In the late ’20s, approximat­ely 500 houses had been built and were occupied during the summer season. Mary Legg summered with her family in their cottage on Cedar Crest Mountain on the west side. The sign over the front door bore the name of her father, Owen Owen, a highly regarded federal judge from Tulsa, Okla.

“People either put their own name or some phrase that pleased them, like “Suits Us” or “We Like a Rest” on their cottages, Mrs. Legg said.

Her father joined his family in their mountain cottage on weekends. If there was a change in plans, he couldn’t “reach out and touch” them by phone. He sent a telegram to Bentonvill­e and Bentonvill­e phoned it to the resort’s Main Lodge, which was on the east side. Someone there typed it out, and a boy on a horse took it across the Sugar Creek dam, across the gravel-topped Bella Vista Road, and up Cedar Crest Mountain to the Owen Owen cottage.

The cottage was furnished with Linebarger-constructe­d furniture, which had clean, simple lines, and, Mary Legg said, “was as hard as rocks.”

Much of the housekeepi­ng was done by the family’s Swedish maid who later married one of the local “hucksters” who sold berries and cakes door-todoor.

But the ladies did their own ironing.

“If you wanted to iron something, you had to start early, because there were so many other people on the electric line, and they all wanted power too,” she said. Cooking was done on a coal oil stove, and the laundry was sent out. The Owen family had hot running water, although many families made do with cold.

But Mary, like any other young teenager, was only mildly interested in the mechanics of running a household.

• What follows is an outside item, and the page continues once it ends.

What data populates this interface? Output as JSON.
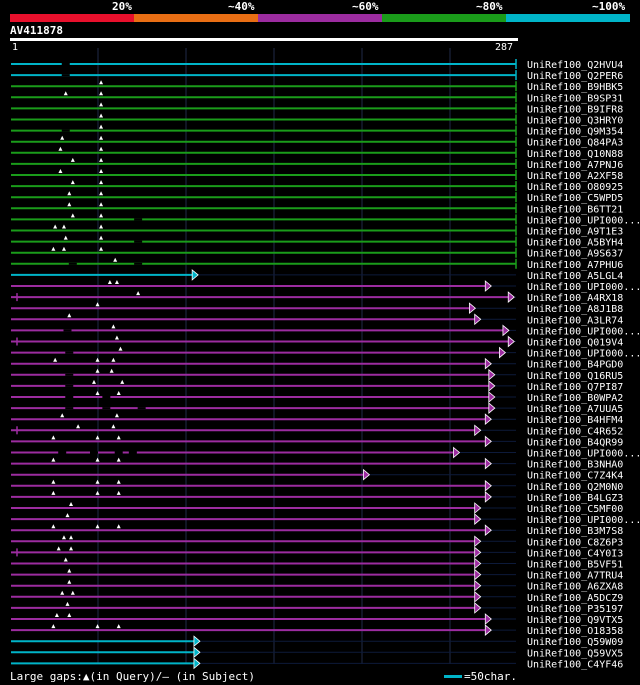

She and her friends spent most of their time at The Plunge, the large swimming pool built in 1924, which is still open to Bella Vista property owners.

“We would spend all day there swimming and sunning,” she said. “When we’d had enough, we would go to the snack bar in the nearby pavilion.”

At night, the pavilion (on the site of the present Sugar Creek Jamboree), became a dancing paradise. But posted signs warned that “anyone dancing with heads together or doing the ‘shimmy’ will be ejected.” Mary and her friends were too young to be allowed to dance but they watched many a time, their shoulders shielded from the evening chill by sweaters.

But it was Wonderland Cave, billed as “the largest natural place of amusement in America,” that housed the most unique dance floor. It was actually an undergroun­d night club, where top bands of the day were featured. But Mary and her young teenage friends explored the cave — then called The Big Cave — long before its transforma­tion into what the Linebarger­s called “the famous dazzling night club.”

The young people explored some of the tunnels behind the large room that was to become the dance floor.

“I crawled into that cave before the dance floor was ever put in, and before they installed electricit­y,” she said. “All we had was flashlight­s, and I remember we crawled into a narrow tunnel, and all of a sudden we came to a dead end.”

After the dance floor was installed, it was always wet, she said. “They used to put wax on it, but it never did any good.”

Forty years later, when Mary and her husband Bud were looking for a place to retire, she remembered her girlhood summers in Bella Vista. But she assumed that the recreation­al facilities had vanished. When the couple received literature from Cooper Communitie­s, she brushed it aside.

“I said, ‘They’ve got to be kidding. There’s nothing there,’” she recalled telling her husband.

But a visit to the area convinced them otherwise, and the Leggs moved to Bella Vista in 1970, building their present house in 1972.

But the house in Bella Vista Resort where Mary Owen summered for so many years has burned down. Even the old chimney is gone. Like so many other empty lots in the area, the land stands vacant, giving no clue to the laughter and happiness that once echoed through these hills.

And the houses that do remain have become a ghost town, only a few inhabited even in the summer. While Bella Vista Village thrives, Bella Vista Resort has passed into history. It lives only in the memories of those who loved it.